The SUV has been widely used for the semiquantitative measurement of normalized tissue radioactivity concentrations in PET-CT studies. This parameter is one of the major advantages of PET-CT especially in the follow-up of patients with 18F-FDG-avid tumors (24, 25). The mean or maximum SUV of all voxels within the region of interest (SUVmean and SUVmax, respectively) has been used for the measurement of the cellular metabolism of a tumor with PET-CT. For the treatment response, the SUVmax value was usually preferred because it is independent from the defined region of interest (24, 25). An early treatment response, even before anatomical changes could be visualized, can also be evaluated with SUVmax (25, 26). Oh et al. (26) reported that the SUVmax is an independent prognostic factor in primary extranodal diffuse large B cell lymphomas. They examined cutoff values of the SUVmax, mean tumor diameters and the relation between these parameters and clinical outcomes in patients with diffuse large B cell lymphomas presenting in extranodal organs, lacking in or demonstrating only minor lymph node involvement. Therefore, no possible relationship between the SUVmax of lymph nodes and the involved organs could be evaluated (26). To our knowledge, no previous study has examined the possibility of a relationship between the SUVmax of the involved lymph node, and the extranodal organs in the same patient with lymphoma. In this study, we detected a high positive correlation between the SUVmax values of the highest 18F-FDG-accumulating lymph nodes and extranodal sites. These data may indicate that the highest SUVmax of the nodal sites can help in the differential diagnosis of organ infiltrations over other 18F-FDG-avid benign conditions, such as inflammation or infection, especially in patients with high 18F-FDG accumulation in extranodal sites without mass lesions.

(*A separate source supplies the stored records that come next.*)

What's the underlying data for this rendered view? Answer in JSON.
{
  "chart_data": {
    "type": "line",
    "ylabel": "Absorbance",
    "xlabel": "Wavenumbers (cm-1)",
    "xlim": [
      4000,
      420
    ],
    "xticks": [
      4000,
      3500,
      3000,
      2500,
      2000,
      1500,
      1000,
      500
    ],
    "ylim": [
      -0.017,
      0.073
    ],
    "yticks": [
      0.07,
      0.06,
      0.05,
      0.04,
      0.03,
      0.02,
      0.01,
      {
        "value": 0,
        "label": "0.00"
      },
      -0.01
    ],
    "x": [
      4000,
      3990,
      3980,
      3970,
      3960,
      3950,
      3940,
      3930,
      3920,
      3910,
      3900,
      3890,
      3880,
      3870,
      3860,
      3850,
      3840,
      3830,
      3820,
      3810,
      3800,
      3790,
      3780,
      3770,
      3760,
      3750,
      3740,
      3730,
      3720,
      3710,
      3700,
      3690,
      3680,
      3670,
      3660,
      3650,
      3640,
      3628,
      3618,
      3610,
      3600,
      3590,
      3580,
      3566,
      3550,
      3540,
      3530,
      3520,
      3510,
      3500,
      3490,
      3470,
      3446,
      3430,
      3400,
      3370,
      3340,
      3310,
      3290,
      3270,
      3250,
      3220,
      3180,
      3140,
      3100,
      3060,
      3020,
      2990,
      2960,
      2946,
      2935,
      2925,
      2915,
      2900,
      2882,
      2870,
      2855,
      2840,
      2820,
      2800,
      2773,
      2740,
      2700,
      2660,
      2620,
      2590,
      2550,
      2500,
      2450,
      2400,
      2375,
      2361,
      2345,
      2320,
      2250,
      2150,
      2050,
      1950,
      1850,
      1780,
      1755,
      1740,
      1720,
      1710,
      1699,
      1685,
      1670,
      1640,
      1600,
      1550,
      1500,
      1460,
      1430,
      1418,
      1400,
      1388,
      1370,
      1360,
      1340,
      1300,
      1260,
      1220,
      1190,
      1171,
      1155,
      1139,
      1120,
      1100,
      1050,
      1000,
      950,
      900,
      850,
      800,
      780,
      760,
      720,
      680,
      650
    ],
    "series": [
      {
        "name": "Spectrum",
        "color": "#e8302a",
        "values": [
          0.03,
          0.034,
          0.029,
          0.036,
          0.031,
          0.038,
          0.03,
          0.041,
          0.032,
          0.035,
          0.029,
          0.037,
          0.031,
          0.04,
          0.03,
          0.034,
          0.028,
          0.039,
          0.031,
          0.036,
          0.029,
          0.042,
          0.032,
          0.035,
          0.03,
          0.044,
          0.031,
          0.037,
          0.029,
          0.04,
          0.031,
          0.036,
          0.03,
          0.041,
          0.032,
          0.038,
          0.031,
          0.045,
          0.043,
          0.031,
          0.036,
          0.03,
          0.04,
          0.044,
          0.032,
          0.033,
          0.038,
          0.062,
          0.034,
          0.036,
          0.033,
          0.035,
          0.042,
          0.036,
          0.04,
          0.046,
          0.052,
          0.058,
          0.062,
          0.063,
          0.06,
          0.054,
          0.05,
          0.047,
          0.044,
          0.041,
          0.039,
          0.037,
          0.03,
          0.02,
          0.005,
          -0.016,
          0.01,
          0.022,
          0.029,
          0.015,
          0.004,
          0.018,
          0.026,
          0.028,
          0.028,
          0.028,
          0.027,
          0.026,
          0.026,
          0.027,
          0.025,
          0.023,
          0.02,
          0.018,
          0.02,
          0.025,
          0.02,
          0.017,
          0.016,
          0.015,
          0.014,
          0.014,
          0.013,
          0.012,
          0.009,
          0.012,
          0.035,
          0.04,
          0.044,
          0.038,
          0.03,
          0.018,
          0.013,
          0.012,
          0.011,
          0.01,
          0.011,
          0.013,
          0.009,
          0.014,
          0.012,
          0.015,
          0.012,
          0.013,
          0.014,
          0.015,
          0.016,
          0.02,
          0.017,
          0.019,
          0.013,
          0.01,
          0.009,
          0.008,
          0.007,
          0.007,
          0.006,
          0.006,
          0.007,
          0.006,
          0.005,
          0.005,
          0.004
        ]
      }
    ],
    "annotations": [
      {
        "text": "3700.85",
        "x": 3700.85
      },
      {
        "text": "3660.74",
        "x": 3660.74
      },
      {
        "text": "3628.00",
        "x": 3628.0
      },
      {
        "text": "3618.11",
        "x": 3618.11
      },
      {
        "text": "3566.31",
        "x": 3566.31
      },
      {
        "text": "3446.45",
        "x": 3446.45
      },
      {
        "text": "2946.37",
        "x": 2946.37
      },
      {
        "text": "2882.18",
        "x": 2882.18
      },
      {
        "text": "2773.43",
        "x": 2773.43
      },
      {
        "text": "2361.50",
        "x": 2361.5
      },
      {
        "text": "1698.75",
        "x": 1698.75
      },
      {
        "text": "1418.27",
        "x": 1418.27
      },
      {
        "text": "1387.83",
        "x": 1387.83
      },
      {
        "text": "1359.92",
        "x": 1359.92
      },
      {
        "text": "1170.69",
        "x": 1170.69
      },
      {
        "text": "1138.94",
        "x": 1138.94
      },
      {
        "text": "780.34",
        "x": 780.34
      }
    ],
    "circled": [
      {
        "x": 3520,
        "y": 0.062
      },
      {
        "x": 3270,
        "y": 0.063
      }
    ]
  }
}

Our results demonstrate that 18F-FDG PET-care-dose unenhanced CT is a more sensitive imaging modality than CE-CT alone for the evaluation of the extranodal involvement of patients with NHL and HL. This modality has substantial superiority to CE-CT in the diagnosis of diffusely infiltrated organs without mass lesion or contrast enhancement, such as the spleen, bone marrow, thyroid gland, and prostate gland. However, accurate criteria must be used for the evaluation of 18F-FDG PET-CT, and structural abnormalities must be examined carefully to manage patients accurately.
In conclusion, in lymphoma patients with nodal involvement and suspicious 18F-FDG PET-CT findings for extranodal infiltration, SUVmax of extralymphatic organs that is close to the SUVmax of maximum 18F-FDG-accumulating lymph nodes can be considered as lenfomatous infiltration.
Footnotes
Conflict of interest disclosure
The authors declared no conflicts of interest.